Hundreds of people came to the H. Lavity Stoutt Community College Auditorium on Saturday to listen to Gramps Morgan serenade them with reggae music. But for the musician, the show was about sharing a message of hope and consciousness, he explained.

The member of the family band Morgan Heritage performed here as part of the college’s Performing Arts Series.

After performances by four contestants in the LIME Talent Search Competition, Mr. Morgan made his appearance on stage wearing a pair of jeans, white-and-black sneakers and sport jacket, and a red-and-black tie.
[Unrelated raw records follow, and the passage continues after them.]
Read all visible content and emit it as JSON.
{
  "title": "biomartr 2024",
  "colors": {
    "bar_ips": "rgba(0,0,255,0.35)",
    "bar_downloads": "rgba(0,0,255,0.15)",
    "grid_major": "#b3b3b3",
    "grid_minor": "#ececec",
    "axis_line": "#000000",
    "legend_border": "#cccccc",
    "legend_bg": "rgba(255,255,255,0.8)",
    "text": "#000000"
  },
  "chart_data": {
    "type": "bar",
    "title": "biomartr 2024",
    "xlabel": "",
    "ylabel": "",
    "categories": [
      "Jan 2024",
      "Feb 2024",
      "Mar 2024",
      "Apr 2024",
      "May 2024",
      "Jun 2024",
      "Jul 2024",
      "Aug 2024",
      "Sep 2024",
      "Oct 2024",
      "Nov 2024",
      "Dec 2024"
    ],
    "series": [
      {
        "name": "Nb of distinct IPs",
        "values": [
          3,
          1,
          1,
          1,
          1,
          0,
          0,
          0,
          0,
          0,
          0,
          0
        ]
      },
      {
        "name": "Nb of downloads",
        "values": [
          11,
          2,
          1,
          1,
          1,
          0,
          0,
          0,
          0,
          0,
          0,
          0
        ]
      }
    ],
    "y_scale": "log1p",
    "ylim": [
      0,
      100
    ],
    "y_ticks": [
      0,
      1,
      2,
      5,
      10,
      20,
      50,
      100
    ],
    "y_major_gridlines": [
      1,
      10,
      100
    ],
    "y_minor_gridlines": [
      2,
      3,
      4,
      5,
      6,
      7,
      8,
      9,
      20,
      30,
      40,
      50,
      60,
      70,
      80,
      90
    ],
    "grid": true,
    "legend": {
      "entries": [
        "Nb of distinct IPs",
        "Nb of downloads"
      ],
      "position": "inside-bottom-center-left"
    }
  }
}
Morgan Heritage’s hit “I’m Coming Home” played as he walked on stage, and most of the audience sang along.

“Tortola ladies, are you here tonight?” he asked. “Well, I want you to sing with me tonight. … If you know how to make rice and peas; if you know how to make sweet love to your man, say, ‘Oh, yea, yea, yea.’”

Mr. Morgan also performed dance moves, drawing cheers from many women in the crowd.
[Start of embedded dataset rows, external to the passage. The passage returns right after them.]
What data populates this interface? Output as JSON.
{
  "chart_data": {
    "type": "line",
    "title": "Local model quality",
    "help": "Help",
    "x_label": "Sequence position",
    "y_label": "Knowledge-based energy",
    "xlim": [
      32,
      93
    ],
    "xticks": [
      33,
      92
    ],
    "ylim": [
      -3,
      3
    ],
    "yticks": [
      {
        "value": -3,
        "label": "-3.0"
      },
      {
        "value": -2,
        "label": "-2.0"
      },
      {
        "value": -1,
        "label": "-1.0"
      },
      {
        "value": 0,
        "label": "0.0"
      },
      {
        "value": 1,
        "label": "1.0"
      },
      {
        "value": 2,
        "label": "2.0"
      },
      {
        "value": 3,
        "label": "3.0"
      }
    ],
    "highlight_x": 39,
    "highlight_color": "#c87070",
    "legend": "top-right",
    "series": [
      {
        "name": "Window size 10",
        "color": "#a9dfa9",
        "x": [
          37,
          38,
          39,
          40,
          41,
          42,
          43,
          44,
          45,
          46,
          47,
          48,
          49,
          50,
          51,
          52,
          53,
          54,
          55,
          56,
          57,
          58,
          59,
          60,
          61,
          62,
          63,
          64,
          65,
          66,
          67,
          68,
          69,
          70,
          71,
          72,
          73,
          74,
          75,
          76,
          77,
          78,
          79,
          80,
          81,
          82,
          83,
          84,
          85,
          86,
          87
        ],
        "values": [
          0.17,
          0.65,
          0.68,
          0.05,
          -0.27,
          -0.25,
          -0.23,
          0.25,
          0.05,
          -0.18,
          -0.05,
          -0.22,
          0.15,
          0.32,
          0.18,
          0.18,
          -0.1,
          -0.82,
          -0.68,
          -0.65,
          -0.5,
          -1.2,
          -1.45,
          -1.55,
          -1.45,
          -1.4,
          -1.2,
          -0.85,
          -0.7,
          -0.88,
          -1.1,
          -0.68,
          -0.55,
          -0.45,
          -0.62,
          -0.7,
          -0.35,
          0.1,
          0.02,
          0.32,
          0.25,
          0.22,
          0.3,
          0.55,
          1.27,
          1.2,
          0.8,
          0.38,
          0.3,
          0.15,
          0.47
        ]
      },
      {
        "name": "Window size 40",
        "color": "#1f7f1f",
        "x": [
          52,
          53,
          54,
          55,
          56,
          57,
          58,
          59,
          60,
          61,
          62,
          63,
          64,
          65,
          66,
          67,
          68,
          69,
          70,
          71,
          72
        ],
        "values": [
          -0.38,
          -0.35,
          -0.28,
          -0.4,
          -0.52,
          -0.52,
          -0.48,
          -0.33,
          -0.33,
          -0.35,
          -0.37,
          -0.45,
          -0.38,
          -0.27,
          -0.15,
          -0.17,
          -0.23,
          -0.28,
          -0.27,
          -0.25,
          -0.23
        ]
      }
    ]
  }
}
The United States-born performer, who is of Jamaican descent, also addressed men in the audience.

“It is very important that the men take care of the ladies and babies,” Mr. Morgan said as he concluded his first song. “When men make mistakes, the ladies and the babies suffer.”

Album songs

Soon he was singing songs from his album “Two Sides of My Heart: Volume 1.”

“It’s time for the black man to unite,” he sang in the song “Time.”

Later, Mr. Morgan introduced a series of love songs, saying, “The main reason I came here to tonight is to reassure the women that there are still good men out there. We believe in making love and not war.”

He later sang “For One Night,” Hush,” “Come Back To Bed” and others. Some of the tunes were dedicated to couples in the audience.

“Brothers, when you get busted, don’t make any excuses. Just say ‘I’m sorry,’” Mr. Morgan advised men. After dishing out that piece of advice, he sang “One and Only,” another song from his album.

Before the end of his performance, he sang some older hits by other artists, including a rendition of Buju Banton’s “Psalm 23.”

He later dedicated his song “The Almighty” to the entire audience. The dancehall song was being performed for the first time in the Caribbean, he said.

Family band

Mr. Morgan also told the audience that despite rumours the band Morgan Heritage is still together and will tour again next year.

The concert was well attended, according to Linette Baa, coordinator of the HLSCC Performing Arts Series.

“I was pleased with not just the way he performed, but was pleased that the audience was pleased,” Ms. Baa said.

Mr. Morgan was happy to perform here, she said, adding that Tortola is the first Caribbean island where he has performed as a solo artist.

“From his vibes on stage, he was having a good time, and he was appreciative that we invited him,” the coordinator said.

So far, the season has been going well, Ms. Baa added. Four more concerts are left to go in the season.

After the concert, Devon Jennings was announced as winner of the LIME Talent Search Competition. Mr. Jennings won a recording deal with Mr. Morgan.

As the winner collected his award, he thanked everyone who voted for him through text message. Then he sang “The Remedy,” by Jason Mraz.